Pommes, poires, pêches, abricots…Tous ces fruits composent le large éventail des productions fruitières de la vallée du Rhône considérée comme le premier verger de France. La présence du fleuve apporte en effet des atouts indiscutables pour ce genre de culture. Les terrains alluviaux qui composent les sols des bassins et des vallées ont permis le développement de zones de productions intensives modernes. La culture de la cerise, emblématique de la vallée, occupe par exemple, 3 400 hectares dans le Vaucluse, 1 400 en Ardèche et plus de 1 000 dans le Rhône et le Gard (source Agreste n°127 paru le 16/05/03).
De plus, les performances de ces exploitations ont été améliorées grâce à la pratique ancienne dans la région de l’irrigation qui concerne aujourd’hui 79 000 ha de vergers (source Sea-River Avril 2002). Ce dynamisme s’appuie enfin sur la vivacité de la recherche agronomique permettant d’améliorer les variétés et les techniques culturales. Parallèlement à ces progrès, la tradition d’arboriculture semble, quant à elle, être une composante pérenne de la production fruitière.
La culture des fruits dans la vallée du Rhône oscille donc entre tradition et modernité et obtient des résultats performants à l’échelle nationale.
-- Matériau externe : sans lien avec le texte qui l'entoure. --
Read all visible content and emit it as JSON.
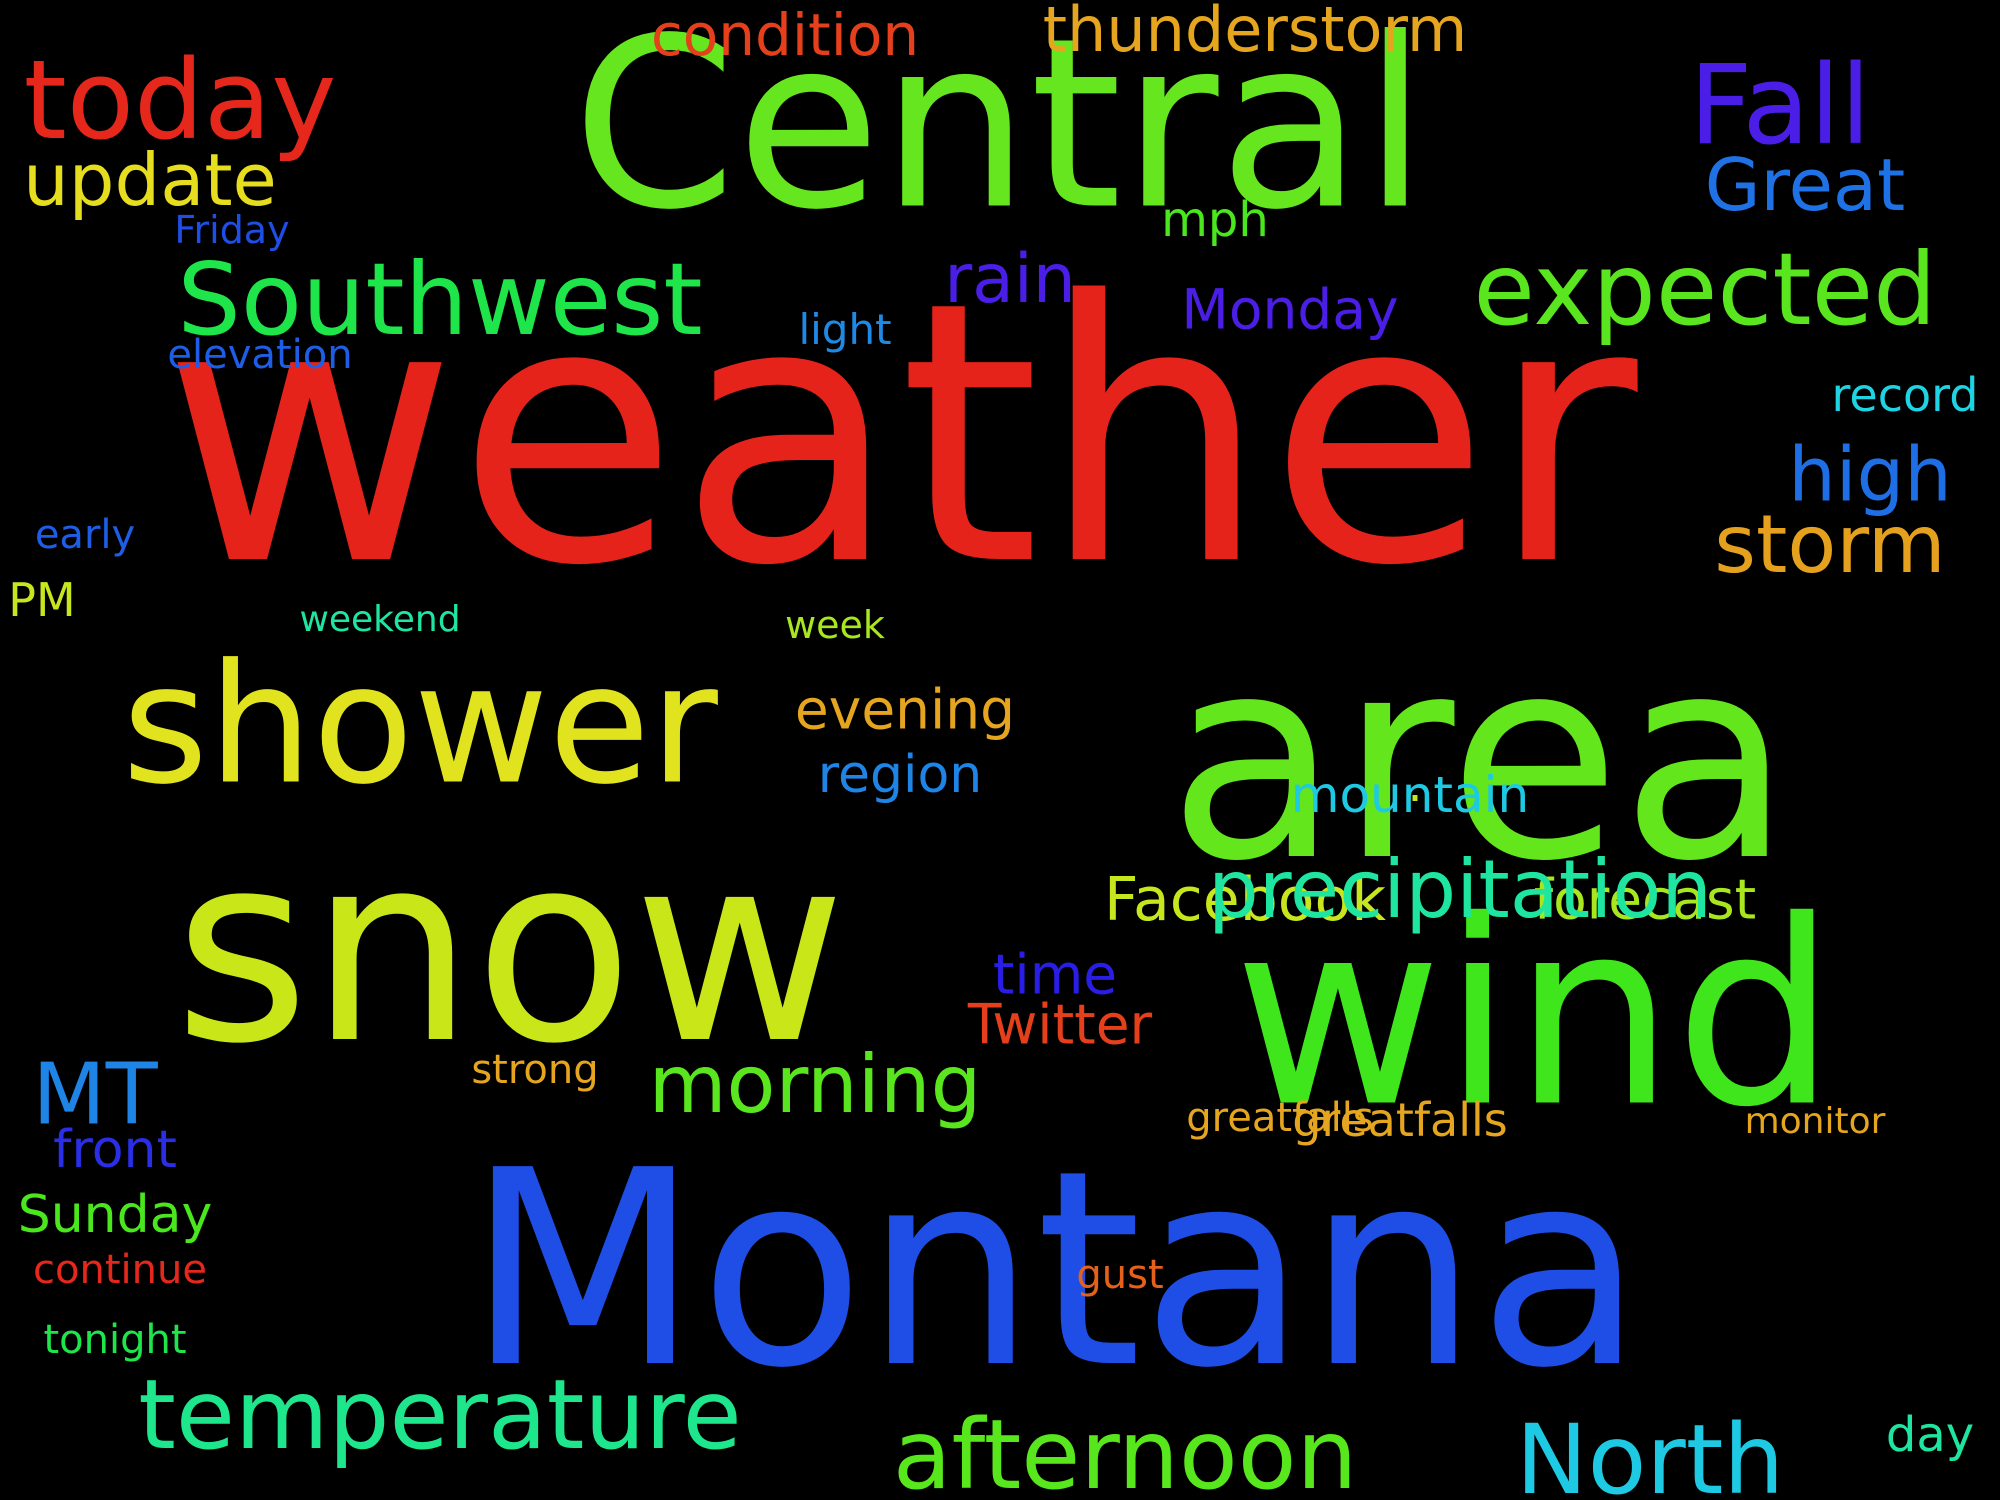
{
  "background_color": "#000000",
  "words": [
    {
      "text": "weather",
      "color": "#e5231b"
    },
    {
      "text": "area",
      "color": "#63e61c"
    },
    {
      "text": "snow",
      "color": "#c9e619"
    },
    {
      "text": "Montana",
      "color": "#1e4ee6"
    },
    {
      "text": "Central",
      "color": "#66e61e"
    },
    {
      "text": "wind",
      "color": "#3fe61c"
    },
    {
      "text": "shower",
      "color": "#e1e31e"
    },
    {
      "text": "today",
      "color": "#e5281b"
    },
    {
      "text": "Southwest",
      "color": "#1ee64a"
    },
    {
      "text": "expected",
      "color": "#5ae61f"
    },
    {
      "text": "North",
      "color": "#1ec9e3"
    },
    {
      "text": "afternoon",
      "color": "#58e61c"
    },
    {
      "text": "temperature",
      "color": "#1ee68c"
    },
    {
      "text": "morning",
      "color": "#5ae61e"
    },
    {
      "text": "storm",
      "color": "#e5a11e"
    },
    {
      "text": "high",
      "color": "#1e6fe6"
    },
    {
      "text": "Fall",
      "color": "#4a1ee6"
    },
    {
      "text": "thunderstorm",
      "color": "#e5a51e"
    },
    {
      "text": "condition",
      "color": "#e5401b"
    },
    {
      "text": "update",
      "color": "#e5dd1e"
    },
    {
      "text": "Great",
      "color": "#1e72e6"
    },
    {
      "text": "Facebook",
      "color": "#c8e61e"
    },
    {
      "text": "forecast",
      "color": "#a8e61e"
    },
    {
      "text": "MT",
      "color": "#1e84e6"
    },
    {
      "text": "evening",
      "color": "#e5a51e"
    },
    {
      "text": "rain",
      "color": "#4a1ee6"
    },
    {
      "text": "Monday",
      "color": "#4a1ee6"
    },
    {
      "text": "Twitter",
      "color": "#e5401b"
    },
    {
      "text": "time",
      "color": "#2a1ee6"
    },
    {
      "text": "record",
      "color": "#1ed4e3"
    },
    {
      "text": "region",
      "color": "#1e84e6"
    },
    {
      "text": "mountain",
      "color": "#1ec9e3"
    },
    {
      "text": "greatfalls",
      "color": "#e5a51e"
    },
    {
      "text": "light",
      "color": "#1e8ae6"
    },
    {
      "text": "Sunday",
      "color": "#4ae61e"
    },
    {
      "text": "front",
      "color": "#2a2ee6"
    },
    {
      "text": "mph",
      "color": "#4ae61e"
    },
    {
      "text": "elevation",
      "color": "#1e5ee6"
    },
    {
      "text": "PM",
      "color": "#c8e61e"
    },
    {
      "text": "day",
      "color": "#1ee6a0"
    },
    {
      "text": "week",
      "color": "#a8e61e"
    },
    {
      "text": ".",
      "color": "#c8e61e"
    },
    {
      "text": "continue",
      "color": "#e5281b"
    },
    {
      "text": "weekend",
      "color": "#1ee6a0"
    },
    {
      "text": "greatfalls",
      "color": "#e5a51e"
    },
    {
      "text": "monitor",
      "color": "#e5a51e"
    },
    {
      "text": "strong",
      "color": "#e5a51e"
    },
    {
      "text": "gust",
      "color": "#e5601b"
    },
    {
      "text": "early",
      "color": "#1e5ee6"
    },
    {
      "text": "tonight",
      "color": "#1ee64a"
    },
    {
      "text": "Friday",
      "color": "#1e4ee6"
    },
    {
      "text": "precipitation",
      "color": "#1ee6a0"
    }
  ]
}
Elle occupe par exemple le rang de leader national pour les productions de châtaigne, d’abricot, de framboise, de noix et de cerise.
Au-delà de sa dimension économique, la production de fruits appartient à l’identité culturelle de la vallée du Rhône. En effet, l’activité fruitière a été marquée par l’implication de certains chercheurs éminents de la région. Ces personnalités ont oeuvré pour l’amélioration et l’obtention de nouvelles variétés. Plusieurs espèces de fruits très connues y sont nées et portent le nom de leur découvreur désormais utilisé comme nom générique. Ainsi la « Burlat », grosse cerise rouge foncé à chair ferme, baptisée du nom de son créateur trouve son origine à Givors.
La floraison de certains évènements festifs autour du fruit symbolise également le fort ancrage territorial de ces productions. Thurins, par exemple, connu comme « la Capitale de la Framboise » organise chaque année depuis 1985 la « Journée du Fruit » qui donne l’occasion à 25 000 visiteurs de découvrir et de déguster des fruits frais ainsi que des produits dérivés, confitures, sorbets, sirops…
Dans le Nord-Isère, Bougé-Chambalud, bordée par la Drôme et la vallée du Rhône, est la première commune productrice de fruits du département. En écho à sa tradition arboricole avec une trentaine d’espèces de fruits différentes, elle ambitionne de devenir la première Cité du Fruit. Le projet porté par une association “ La Cité du Fruit ” devrait se concrétiser avec la création d’une Maison du fruit en 2007, avec la présentation, dégustation et vente de fruits régionaux (pommes, fraises, poires,…). L’initiative est soutenue dans le cadre du Contrat de Pays Rhône-Alpes - Rhône P.L.U.R.I.E.L.